This morning was extra good because of this little fella:
It’s an empty peanut butter jar. I finally figured out that I can pour my morning oats into an almost-empty peanut butter jar for an extra-peanut buttery oat extravaganza.
And, the best news ever is that I also am the proud owner of an almost-empty jar of almond butter! This is clearly breakfast excitement to the max.
As they say in any respectable infomercial (including my favorite Pajama Jean advertisement that offers a t-shirt with purchase) — but wait, there’s more. More excitement, that is.

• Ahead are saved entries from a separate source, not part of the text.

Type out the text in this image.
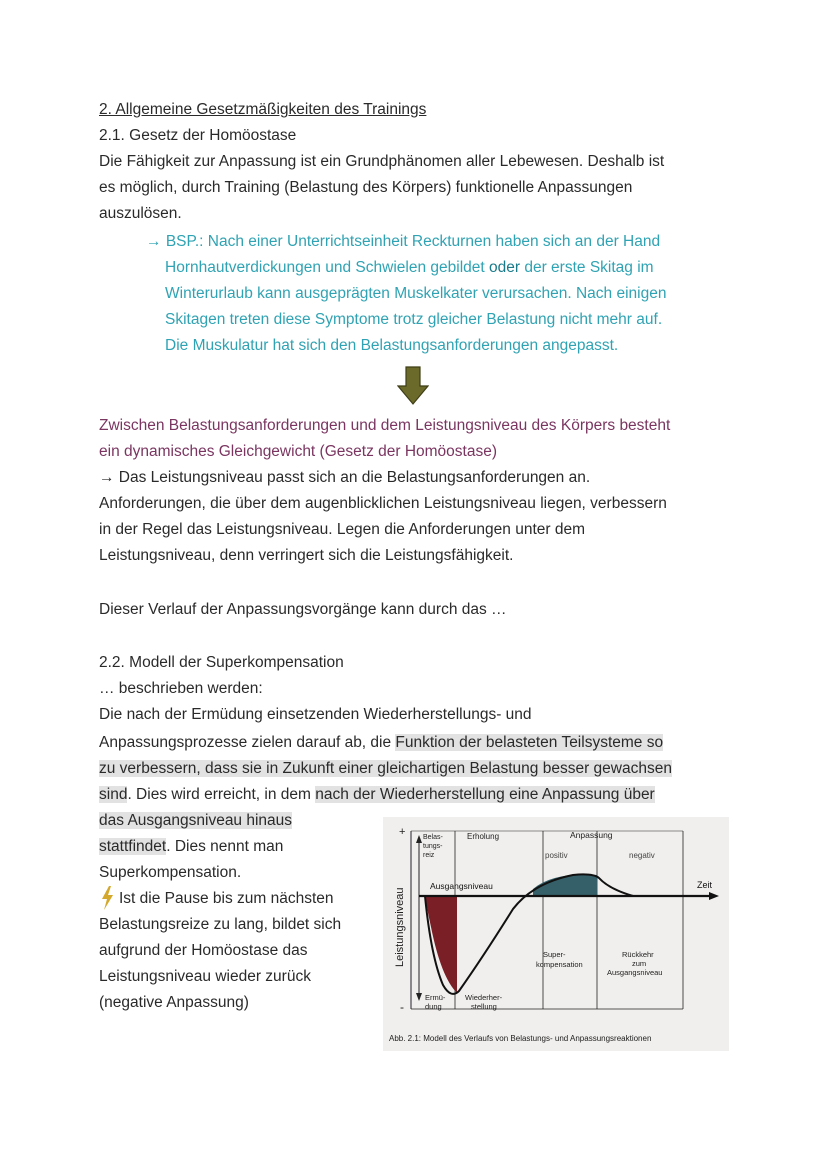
2. Allgemeine Gesetzmäßigkeiten des Trainings
2.1. Gesetz der Homöostase
Die Fähigkeit zur Anpassung ist ein Grundphänomen aller Lebewesen. Deshalb ist
es möglich, durch Training (Belastung des Körpers) funktionelle Anpassungen
auszulösen.
→ BSP.: Nach einer Unterrichtseinheit Reckturnen haben sich an der Hand
Hornhautverdickungen und Schwielen gebildet oder der erste Skitag im
Winterurlaub kann ausgeprägten Muskelkater verursachen. Nach einigen
Skitagen treten diese Symptome trotz gleicher Belastung nicht mehr auf.
Die Muskulatur hat sich den Belastungsanforderungen angepasst.
Zwischen Belastungsanforderungen und dem Leistungsniveau des Körpers besteht
ein dynamisches Gleichgewicht (Gesetz der Homöostase)
→ Das Leistungsniveau passt sich an die Belastungsanforderungen an.
Anforderungen, die über dem augenblicklichen Leistungsniveau liegen, verbessern
in der Regel das Leistungsniveau. Legen die Anforderungen unter dem
Leistungsniveau, denn verringert sich die Leistungsfähigkeit.
Dieser Verlauf der Anpassungsvorgänge kann durch das …
2.2. Modell der Superkompensation
… beschrieben werden:
Die nach der Ermüdung einsetzenden Wiederherstellungs- und
Anpassungsprozesse zielen darauf ab, die Funktion der belasteten Teilsysteme so
zu verbessern, dass sie in Zukunft einer gleichartigen Belastung besser gewachsen
sind. Dies wird erreicht, in dem nach der Wiederherstellung eine Anpassung über
das Ausgangsniveau hinaus
stattfindet. Dies nennt man
Superkompensation.
Ist die Pause bis zum nächsten
Belastungsreize zu lang, bildet sich
aufgrund der Homöostase das
Leistungsniveau wieder zurück
(negative Anpassung)
+
-
Leistungsniveau
Belas-
tungs-
reiz
Erholung	Anpassung
positiv	negativ
Ausgangsniveau	Zeit
Super-
kompensation
Rückkehr
zum
Ausgangsniveau
Ermü-
dung
Wiederher-
stellung
Abb. 2.1: Modell des Verlaufs von Belastungs- und Anpassungsreaktionen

In addition to my extra-exciting oats, I also got (ta da!) a new desk chair at work! My rump spends a lot of time at my work desk, so a new chair is a big moment in my life.
Here is it:
I was informed this chair has been around since the 1950s, and it may be the oldest piece of furniture at my office.
I like it. The only downside — it’s a little taller than my old chair, so my feet don’t touch the floor when my back is against the chair.

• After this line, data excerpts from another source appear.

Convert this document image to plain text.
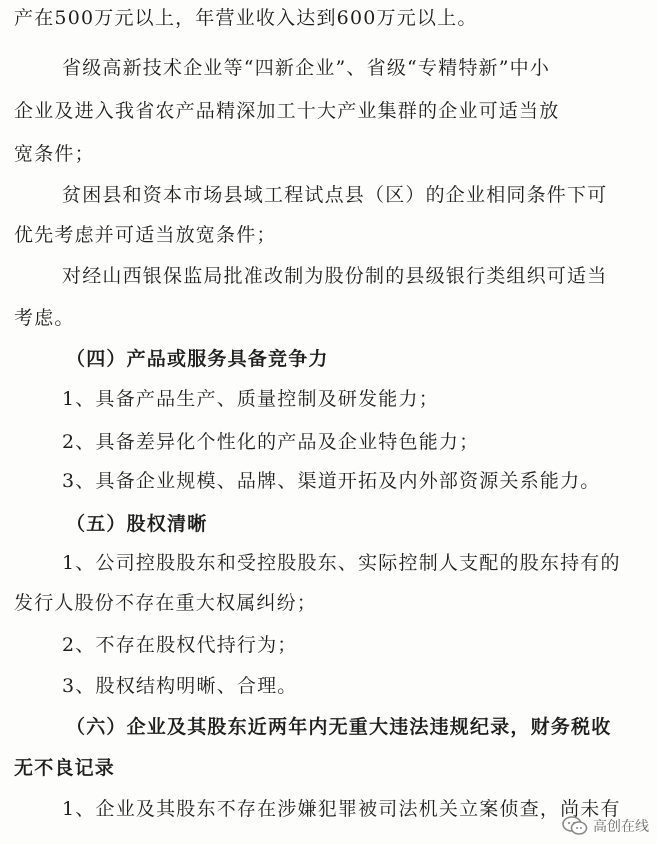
产在500万元以上，年营业收入达到600万元以上。
省级高新技术企业等“四新企业”、省级“专精特新”中小
企业及进入我省农产品精深加工十大产业集群的企业可适当放
宽条件；
贫困县和资本市场县域工程试点县（区）的企业相同条件下可
优先考虑并可适当放宽条件；
对经山西银保监局批准改制为股份制的县级银行类组织可适当
考虑。
（四）产品或服务具备竞争力
1、具备产品生产、质量控制及研发能力；
2、具备差异化个性化的产品及企业特色能力；
3、具备企业规模、品牌、渠道开拓及内外部资源关系能力。
（五）股权清晰
1、公司控股股东和受控股股东、实际控制人支配的股东持有的
发行人股份不存在重大权属纠纷；
2、不存在股权代持行为；
3、股权结构明晰、合理。
（六）企业及其股东近两年内无重大违法违规纪录，财务税收
无不良记录
1、企业及其股东不存在涉嫌犯罪被司法机关立案侦查，尚未有
高创在线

Apparently, I’m even too short for 1950’s furniture.
After exploiting Meredith’s chocolate bunny (hereinafter referred to as Lindt Gold Bunny), I decided to exploit my own refrigerator items. Why? Because I have no shame. None. (Ok…maybe a teeny bit.)
I present: HUMMUS!
Or penicillin. Take your pick.
I got rid of this little science experiment. Lindt Gold Bunny was complaining.